Saturday, November 28, 2015

Review: DUMPLIN' by Julie Murphy

Release Date: September 15, 2015
Publisher: Balzar + Bray/ HarperCollins 
Page Count: 375

Rating: 4/5 stars

Self-proclaimed fat girl Willowdean Dickson (dubbed “Dumplin’” by her former beauty queen mom) has always been at home in her own skin. Her thoughts on having the ultimate bikini body? Put a bikini on your body. With her all-American beauty best friend, Ellen, by her side, things have always worked…until Will takes a job at Harpy’s, the local fast-food joint. There she meets Private School Bo, a hot former jock. Will isn’t surprised to find herself attracted to Bo. But she is surprised when he seems to like her back.

Instead of finding new heights of self-assurance in her relationship with Bo, Will starts to doubt herself. So she sets out to take back her confidence by doing the most horrifying thing she can imagine: entering the Miss Clover City beauty pageant—along with several other unlikely candidates—to show the world that she deserves to be up there as much as any twiggy girl does. Along the way, she’ll shock the hell out of Clover City—and maybe herself most of all.

With starry Texas nights, red candy suckers, Dolly Parton songs, and a wildly unforgettable heroine—Dumplin’ is guaranteed to steal your heart.

Dumplin' is probably one of the most lovable stories I've ever read. I wish I could just reach into the pages and give Willowdean Dickson the biggest hug. 

This book is such an important read for everybody. Although pitched as a story of a self-proclaimed fat girl entering a beauty pageant, it's so much more than just that. It's a story of love and loss, of the value of friendship, and, most importantly, of the value of self-love and acceptance. 

I was passed along an ARC of this book back in July (I know, I know, this post is coming so late) after a friend had finished it, and I couldn't wait to start it. I'd been hearing so much hype about this book ever since YallWest, which was back in April. At the fest, everyone was walking around wearing Dumplin' stickers, and I'd heard from some very-early readers that it was one of the best books they'd read in 2015. I knew then that I simply had to get my hands on it. 

While I did love Dumplin', I did feel that it was very overhyped. Yes, it was a great book with a fantastic message, but was it the best book I'd read this year? No, not really. Here's Why

- I feel the story is pitched completely the wrong way. Yes, it's about a self-proclaimed fat girl and yes, she does enter a beauty pageant. But that wasn't where the heart of the story was. In fact, the beauty pageant itself was practically brushed over! It went so fast- only two or three chapters long- and then... Poof, it was gone. I feel like I would've loved the book so much more had there not been this discrepancy between pitch and page, and if there hadn't been as much hype. 
- The Insta-love factor of the story wasn't anything particularly... Special, and din't pull me into the story and keep me engaged in this subplot. It felt out of place and rushed, and didn't really contribute to the story in any profound way.   All it really did was create a lot of drama that I felt the story would have been better without. 

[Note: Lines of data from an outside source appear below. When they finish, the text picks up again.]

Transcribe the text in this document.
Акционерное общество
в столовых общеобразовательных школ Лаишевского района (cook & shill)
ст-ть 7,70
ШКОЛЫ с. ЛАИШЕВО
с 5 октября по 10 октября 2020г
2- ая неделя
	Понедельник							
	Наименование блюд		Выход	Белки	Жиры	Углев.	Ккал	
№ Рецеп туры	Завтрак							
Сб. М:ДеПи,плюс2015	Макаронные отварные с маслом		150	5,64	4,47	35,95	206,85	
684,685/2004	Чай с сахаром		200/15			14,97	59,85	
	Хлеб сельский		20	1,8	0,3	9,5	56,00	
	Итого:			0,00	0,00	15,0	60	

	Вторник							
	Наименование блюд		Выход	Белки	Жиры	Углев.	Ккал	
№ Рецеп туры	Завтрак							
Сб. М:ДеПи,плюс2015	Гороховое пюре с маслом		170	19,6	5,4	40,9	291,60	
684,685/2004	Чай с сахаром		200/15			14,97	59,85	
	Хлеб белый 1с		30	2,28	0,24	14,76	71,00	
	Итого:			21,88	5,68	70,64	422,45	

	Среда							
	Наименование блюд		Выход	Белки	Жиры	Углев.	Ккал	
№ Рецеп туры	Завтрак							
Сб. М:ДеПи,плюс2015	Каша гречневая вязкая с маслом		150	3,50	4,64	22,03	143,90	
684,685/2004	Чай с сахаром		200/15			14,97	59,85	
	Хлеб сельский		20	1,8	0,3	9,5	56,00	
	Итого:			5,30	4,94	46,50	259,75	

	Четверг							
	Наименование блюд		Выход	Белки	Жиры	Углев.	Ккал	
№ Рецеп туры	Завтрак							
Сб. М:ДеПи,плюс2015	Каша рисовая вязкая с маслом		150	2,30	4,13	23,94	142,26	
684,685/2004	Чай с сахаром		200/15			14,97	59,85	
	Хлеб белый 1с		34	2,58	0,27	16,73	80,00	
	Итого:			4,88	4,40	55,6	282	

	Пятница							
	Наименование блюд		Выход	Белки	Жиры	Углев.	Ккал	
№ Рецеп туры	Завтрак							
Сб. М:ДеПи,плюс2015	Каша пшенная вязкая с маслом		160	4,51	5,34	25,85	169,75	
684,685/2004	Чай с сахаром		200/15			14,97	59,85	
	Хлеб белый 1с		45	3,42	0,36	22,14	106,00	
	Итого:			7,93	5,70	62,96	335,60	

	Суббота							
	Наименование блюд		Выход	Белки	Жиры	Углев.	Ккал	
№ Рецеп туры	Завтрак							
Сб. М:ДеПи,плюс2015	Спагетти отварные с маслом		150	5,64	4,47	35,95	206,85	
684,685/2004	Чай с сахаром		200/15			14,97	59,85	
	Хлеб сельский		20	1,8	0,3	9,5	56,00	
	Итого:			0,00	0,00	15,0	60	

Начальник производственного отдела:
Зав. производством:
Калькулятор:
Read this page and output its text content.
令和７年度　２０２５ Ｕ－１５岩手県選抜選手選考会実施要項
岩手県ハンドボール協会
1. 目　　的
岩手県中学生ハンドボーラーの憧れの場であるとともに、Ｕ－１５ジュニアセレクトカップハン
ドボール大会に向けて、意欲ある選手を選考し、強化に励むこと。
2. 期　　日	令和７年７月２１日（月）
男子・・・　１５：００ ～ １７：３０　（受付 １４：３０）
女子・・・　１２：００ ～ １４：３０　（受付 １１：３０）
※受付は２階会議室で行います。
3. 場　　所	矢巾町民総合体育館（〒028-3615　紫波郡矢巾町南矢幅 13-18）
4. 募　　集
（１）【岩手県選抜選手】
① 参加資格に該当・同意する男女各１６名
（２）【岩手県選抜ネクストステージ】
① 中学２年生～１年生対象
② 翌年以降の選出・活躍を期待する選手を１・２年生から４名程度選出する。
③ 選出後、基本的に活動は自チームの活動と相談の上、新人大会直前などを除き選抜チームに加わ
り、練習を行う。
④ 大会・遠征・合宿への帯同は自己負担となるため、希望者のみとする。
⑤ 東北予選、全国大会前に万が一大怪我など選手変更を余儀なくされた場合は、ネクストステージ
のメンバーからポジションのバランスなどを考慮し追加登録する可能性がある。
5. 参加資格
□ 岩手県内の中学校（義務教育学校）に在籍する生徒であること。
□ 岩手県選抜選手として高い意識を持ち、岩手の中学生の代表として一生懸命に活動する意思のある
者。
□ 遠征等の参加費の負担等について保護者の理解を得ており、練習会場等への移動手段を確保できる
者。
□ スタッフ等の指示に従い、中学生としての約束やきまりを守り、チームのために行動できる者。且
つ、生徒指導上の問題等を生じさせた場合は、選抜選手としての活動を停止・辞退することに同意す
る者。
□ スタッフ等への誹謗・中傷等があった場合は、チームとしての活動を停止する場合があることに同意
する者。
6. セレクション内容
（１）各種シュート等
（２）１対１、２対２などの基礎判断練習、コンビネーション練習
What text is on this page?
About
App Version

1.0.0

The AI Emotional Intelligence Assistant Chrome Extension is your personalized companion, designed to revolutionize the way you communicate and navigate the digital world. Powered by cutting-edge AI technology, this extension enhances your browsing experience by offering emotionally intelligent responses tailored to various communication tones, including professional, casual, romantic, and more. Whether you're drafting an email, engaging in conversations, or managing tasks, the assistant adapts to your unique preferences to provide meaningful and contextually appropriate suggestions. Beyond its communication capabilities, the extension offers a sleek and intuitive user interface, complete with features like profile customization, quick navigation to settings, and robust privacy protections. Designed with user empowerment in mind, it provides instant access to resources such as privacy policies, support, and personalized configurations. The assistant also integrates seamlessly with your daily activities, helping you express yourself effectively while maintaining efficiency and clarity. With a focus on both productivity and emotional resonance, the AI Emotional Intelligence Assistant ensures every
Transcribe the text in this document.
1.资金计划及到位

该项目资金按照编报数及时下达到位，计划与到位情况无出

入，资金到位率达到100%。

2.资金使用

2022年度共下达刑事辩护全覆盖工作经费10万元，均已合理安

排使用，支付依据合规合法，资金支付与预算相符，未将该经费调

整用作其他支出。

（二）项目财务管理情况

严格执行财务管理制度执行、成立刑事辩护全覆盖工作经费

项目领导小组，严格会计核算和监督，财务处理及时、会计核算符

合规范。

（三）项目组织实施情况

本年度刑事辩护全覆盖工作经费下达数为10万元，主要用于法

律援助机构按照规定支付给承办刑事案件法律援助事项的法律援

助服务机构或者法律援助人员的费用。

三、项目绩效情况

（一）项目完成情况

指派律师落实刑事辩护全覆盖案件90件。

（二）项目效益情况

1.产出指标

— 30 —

While there were some aspects of the story that I didn't particularly enjoy, this is not to discourage you from picking up the novel (if you haven't already!) there will always be aspects of books that some people love and other people don't, and that's perfectly okay.

Now, on to my favorite parts of the novel. 

My favorite part was without a doubt the message of the novel. No matter what your body type, everyone has felt some discomfort within their own skin at one point or another, everyone's body has been criticized by the public at some time, and probably everyone could learn to love themselves just a little
bit more. Willowdean's journey of love and acceptance for herself is inspiring and wonderfully honest. Julie Murphy really shows the importance of loving oneself, and furthermore, the achievement of such action, which really is where this story comes to its peak. 

I also loved the friendship aspect of this story. Willowdean and her best friend, Ellen, have a very tumultuous friendship throughout the books. They go from being best friends one moment, to falling in and out of their friendship the next, which is a very accurate depiction of the relationships of teenage girls. I love that Murphy chose to do this, instead of having the classic YA girl-and-best-friend-have-perfect-relationship-route , because it just isn't realistic. 

Finally, if there's one reason at all you should read this book, it should be because of Willodean's impeccable bravery. By no means is she fearless- in fact, she's very scared to be herself for most of the book. But at the end, she develops into an absolute star. She steps out of her comfort zone, defies all odds, and takes risks that ultimately shape her from a weak, scared girl, to a strong, brave woman. 

Willowdean is a spunky, brave, fun-loving protagonist that I fell in love with, and who I think you'll fall in love with too.  Because whether we are small, tall, fat, skinny, or anything in between, we all deserve the same love. 


  1. I've been seeing this around and wondering about picking it up! It looks like a wonderful story, I will definitely add it to my TBR!

    1. Oh yay! I'm so glad you'll be picking it up...I hope you enjoy it!